L'inertie thermique du béton : qu'est ce que c'est ?

Le béton, matériau à forte inertie thermique

Des expérimentations ont montré que plus les murs sont épais et les matériaux sont lourds, plus l'inertie est grande. Avec le béton, l'habitation bénéficie d'un maximum d'inertie thermique.

En plus des économies d'énergie réalisées, les parois lourdes participent au confort d'hiver comme d'été en écrêtant les pointes de température. En hiver, le béton absorbe la chaleur de la journée et la restitue la nuit, par conduction.

Pendant l'été, le béton accumule la fraîcheur de la nuit et peut ainsi faire baisser la température de 3 à 4 degrés. La maison béton reste fraîche et agréable pour ses occupants en évitant les surchauffes pendant la journée.

L'isolation et la ventilation en complément des propriétés d'inertie du béton.

Il existe trois grandes familles d'isolation : l'isolation par l'intérieur, l'isolation par l'extérieur et l'isolation répartie. Dans tous les cas, il est très important de prévoir une ventilation adéquate, afin d'éviter l'accumulation de chaleur, et de renouveler l'air intérieur.

L'isolation par l'intérieur

Elle n'assure pas  un bon traitement de l'about des refends et des nez des planchers. Ces parties d'ouvrages, mal isolées, constituent des ponts thermiques, qui nécessitent un traitement particulier.
L'isolant étant à l'intérieur, les parois verticales accumulent moins d'énergie sous l'effet du rayonnement des planchers. Ce système d'isolation ne profite pas pleinement de l'inertie thermique que pourrait apporter la masse du béton des parois d'enveloppe.

L'isolation par l'extérieur

Couvrant toute la face extérieure des murs de façade, l'isolation par l'extérieur passe devant les liaisons avec les refends et les planchers.
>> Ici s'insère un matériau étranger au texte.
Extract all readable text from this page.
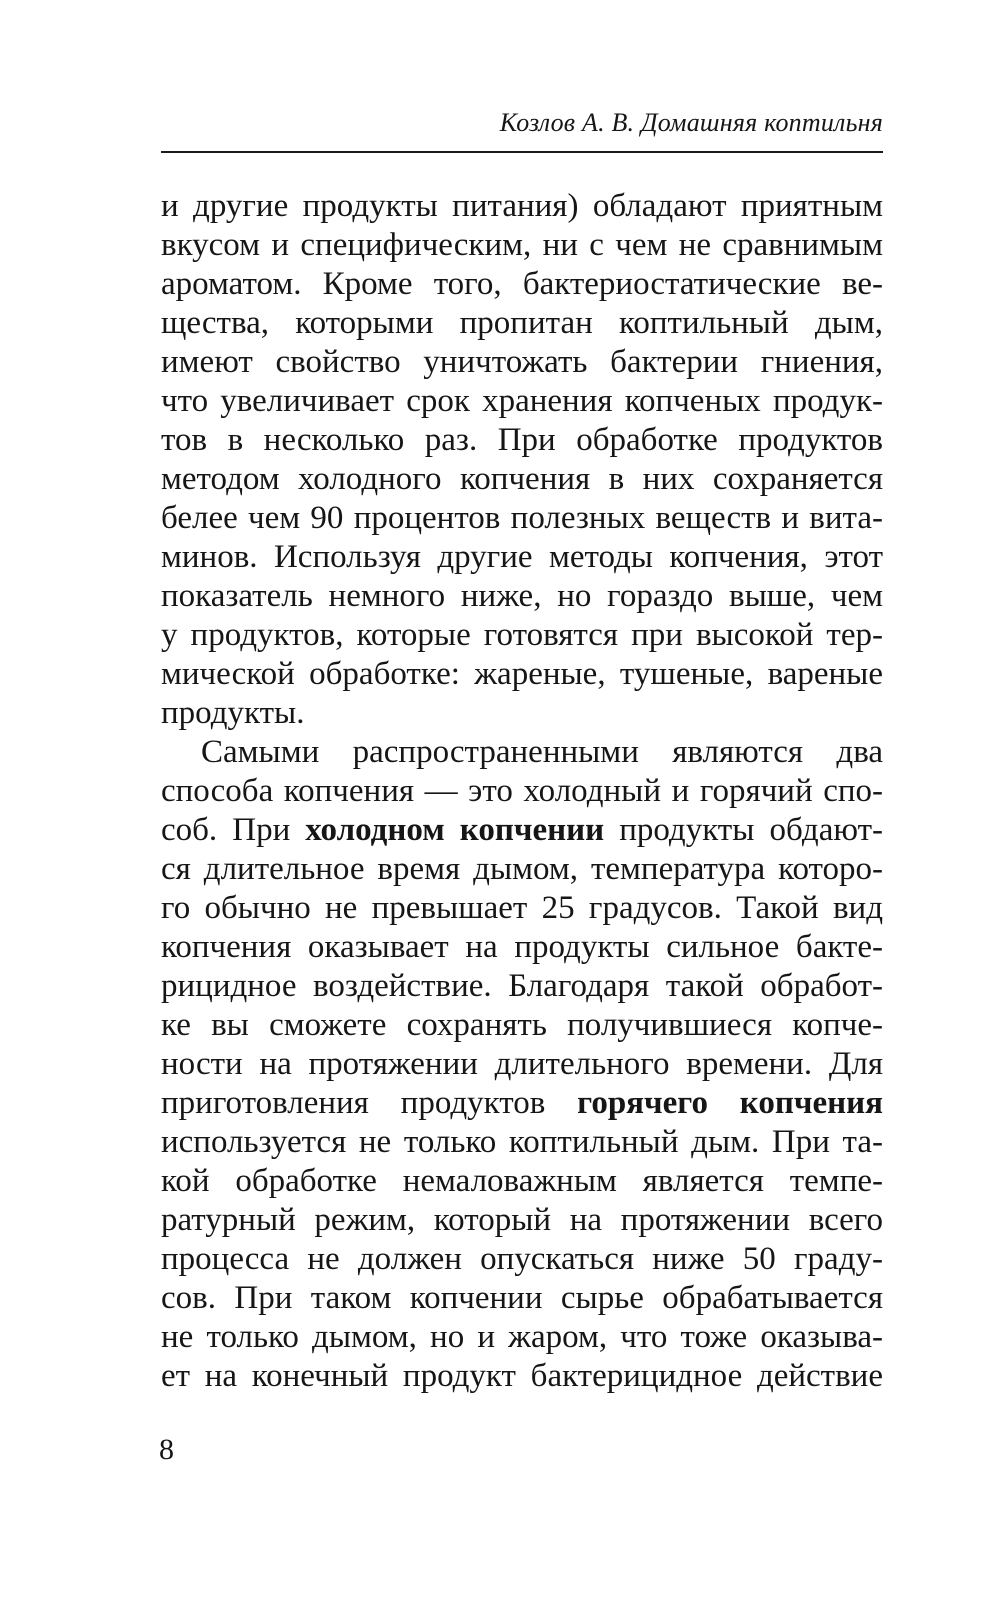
Козлов А. В. Домашняя коптильня
и другие продукты питания) обладают приятным
вкусом и специфическим, ни с чем не сравнимым
ароматом. Кроме того, бактериостатические ве-
щества, которыми пропитан коптильный дым,
имеют свойство уничтожать бактерии гниения,
что увеличивает срок хранения копченых продук-
тов в несколько раз. При обработке продуктов
методом холодного копчения в них сохраняется
белее чем 90 процентов полезных веществ и вита-
минов. Используя другие методы копчения, этот
показатель немного ниже, но гораздо выше, чем
у продуктов, которые готовятся при высокой тер-
мической обработке: жареные, тушеные, вареные
продукты.
Самыми распространенными являются два
способа копчения — это холодный и горячий спо-
соб. При холодном копчении продукты обдают-
ся длительное время дымом, температура которо-
го обычно не превышает 25 градусов. Такой вид
копчения оказывает на продукты сильное бакте-
рицидное воздействие. Благодаря такой обработ-
ке вы сможете сохранять получившиеся копче-
ности на протяжении длительного времени. Для
приготовления продуктов горячего копчения
используется не только коптильный дым. При та-
кой обработке немаловажным является темпе-
ратурный режим, который на протяжении всего
процесса не должен опускаться ниже 50 граду-
сов. При таком копчении сырье обрабатывается
не только дымом, но и жаром, что тоже оказыва-
ет на конечный продукт бактерицидное действие
8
Il y a moins de déperdition générée par des ponts thermiques. Par ailleurs, la masse de béton des parois d'enveloppe en contact direct avec l'atmosphère intérieure reçoit le rayonnement, procurant au logement tous les bénéfices de l'inertie thermique : économie d'énergie et régulation de la température en été comme en hiver.

Ces deux types d'isolation présentent chacun des avantages et des inconvénients, qu'il convient de prendre en compte pour trouver la solution la plus adéquate à la situation.

Cependant, il faut faire attention au problème de traitement des ponts thermiques, qui n'est pas totalement résolu. Plusieurs précautions sont à prendre pour assurer la suppression des ponts thermiques.

L'isolation répartie

Elle consiste à utiliser dans le cadre de la réalisation de parois des matériaux conciliant à la fois des caractéristiques mécaniques appropriées et une bonne résistance thermique. C'est la famille des « Monomur ».

Cependant, face au durcissement de la réglementation thermique, cette technologie montre ses limites, l'épaisseur et poids des éléments pouvant devenir de réels obstacles à leur utilisation.